La Sinagoga principale è documentata fin dal XII sec. e non sappiamo se si trovava nel posto ora occupato dall'Archivio comunale anche nel X sec. In ogni caso, la prima citazione della comunità ebraica palermitana, definita la più importante della Sicilia, si rintraccia nella lettera di papa Gregorio Magno nel VI sec., pur se alcune lastre tombali rinvenute risalgono al IV - V sec. Un importante contributo alla conoscenza degli Ebrei di Sicilia è dato dal rinvenimento delle lettere della Geniza, seppellite nella biblioteca annessa alla Sinagoga del Cairo, dove erano conservate le lettere in cui, per un motivo o per unaltro, era nominato Dio e quindi non si potevano distruggere. Grazie alla prescrizione di questa norma ci sono giunte molte notizie di tanti fatti originali che non si riscontrano in altre fonti. Per esempio, in una lettera che risale agli anni 1035/40 lo scrivente paventa l'avvento di un governo cristiano che temeva dovesse essere peggiore di quello musulmano, in cui gli Ebrei godettero di una buona tolleranza, dovuta anche alle affinità che intercorrono fra le due culture. Tali affinità culturali riguardano principalmente divieti e prescrizioni alimentari comuni ai due popoli. Inoltre le due religioni condividono il monoteismo assoluto che non vuole intermediari tra Dio e il credente; l'obbligo del bagno rituale (miqwè per gli ebrei), la circoncisione, il divieto di raffigurare Dio... Forse per tutti questi elementi che accomunano le loro culture, gli Ebrei di Sicilia hanno sostenuto i "fratelli" musulmani nella lotta per il potere contro i Normanni. Nonostante il timore, la loro vita non peggiorò con la dominazione normanna, anzi, sappiamo che, Ruggero II concesse molti privilegi fra cui il monopolio della lavorazione della seta che aveva sede addirittura nello stesso Palazzo reale. E fu in quest' opificio che venne tessuto e ricamato il celebre mantello di re Ruggero, adesso visibile presso il museo di Vienna.
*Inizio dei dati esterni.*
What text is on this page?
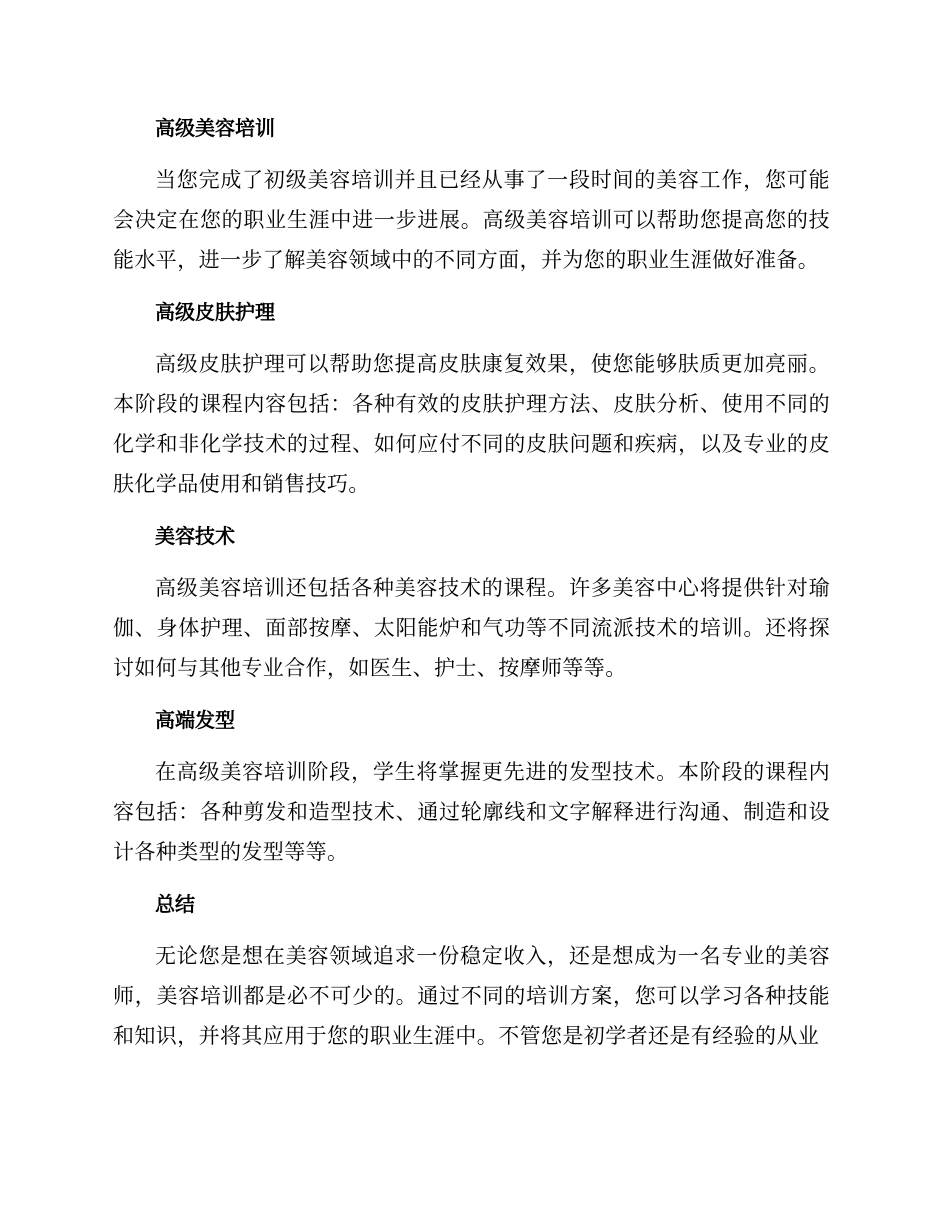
高级美容培训

当您完成了初级美容培训并且已经从事了一段时间的美容工作，您可能会决定在您的职业生涯中进一步进展。高级美容培训可以帮助您提高您的技能水平，进一步了解美容领域中的不同方面，并为您的职业生涯做好准备。

高级皮肤护理

高级皮肤护理可以帮助您提高皮肤康复效果，使您能够肤质更加亮丽。本阶段的课程内容包括：各种有效的皮肤护理方法、皮肤分析、使用不同的化学和非化学技术的过程、如何应付不同的皮肤问题和疾病，以及专业的皮肤化学品使用和销售技巧。

美容技术

高级美容培训还包括各种美容技术的课程。许多美容中心将提供针对瑜伽、身体护理、面部按摩、太阳能炉和气功等不同流派技术的培训。还将探讨如何与其他专业合作，如医生、护士、按摩师等等。

高端发型

在高级美容培训阶段，学生将掌握更先进的发型技术。本阶段的课程内容包括：各种剪发和造型技术、通过轮廓线和文字解释进行沟通、制造和设计各种类型的发型等等。

总结

无论您是想在美容领域追求一份稳定收入，还是想成为一名专业的美容师，美容培训都是必不可少的。通过不同的培训方案，您可以学习各种技能和知识，并将其应用于您的职业生涯中。不管您是初学者还是有经验的从业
Nell'itinerario del mercante Benjamin Tudela, in visita a Palermo tra il 1170 e 1173, è detto che nella città abitano circa 1500 famiglie ebree, vale a dire circa 7/8000 persone.

La comunità ebraica continua ad essere molto importante, anzi Palermo "era il maggior centro di vita ebraica di tutta Italia". Gli Ebrei palermitani erano ricchi e influenti, possedevano edifici privati e svolgevano la loro attività di lavoro in tutti i settori dell'artigianato. Erano falegnami, argentieri, vasai, fabbri; molti erano occupati nella lavorazione del ferro e del rame, all'incirca nello stesso luogo esistente ancora oggi: la Via Calderai. Nell'industria della seta si ponevano in posizione di quasi monopolio: dalla coltivazione del gelso, alla tintura e al commercio del prodotto. Al momento dell'espulsione porteranno con sé quest'importante attività, che scomparirà definitivamente da Palermo.

Anche nella pesca del tonno acquistarono gran prestigio.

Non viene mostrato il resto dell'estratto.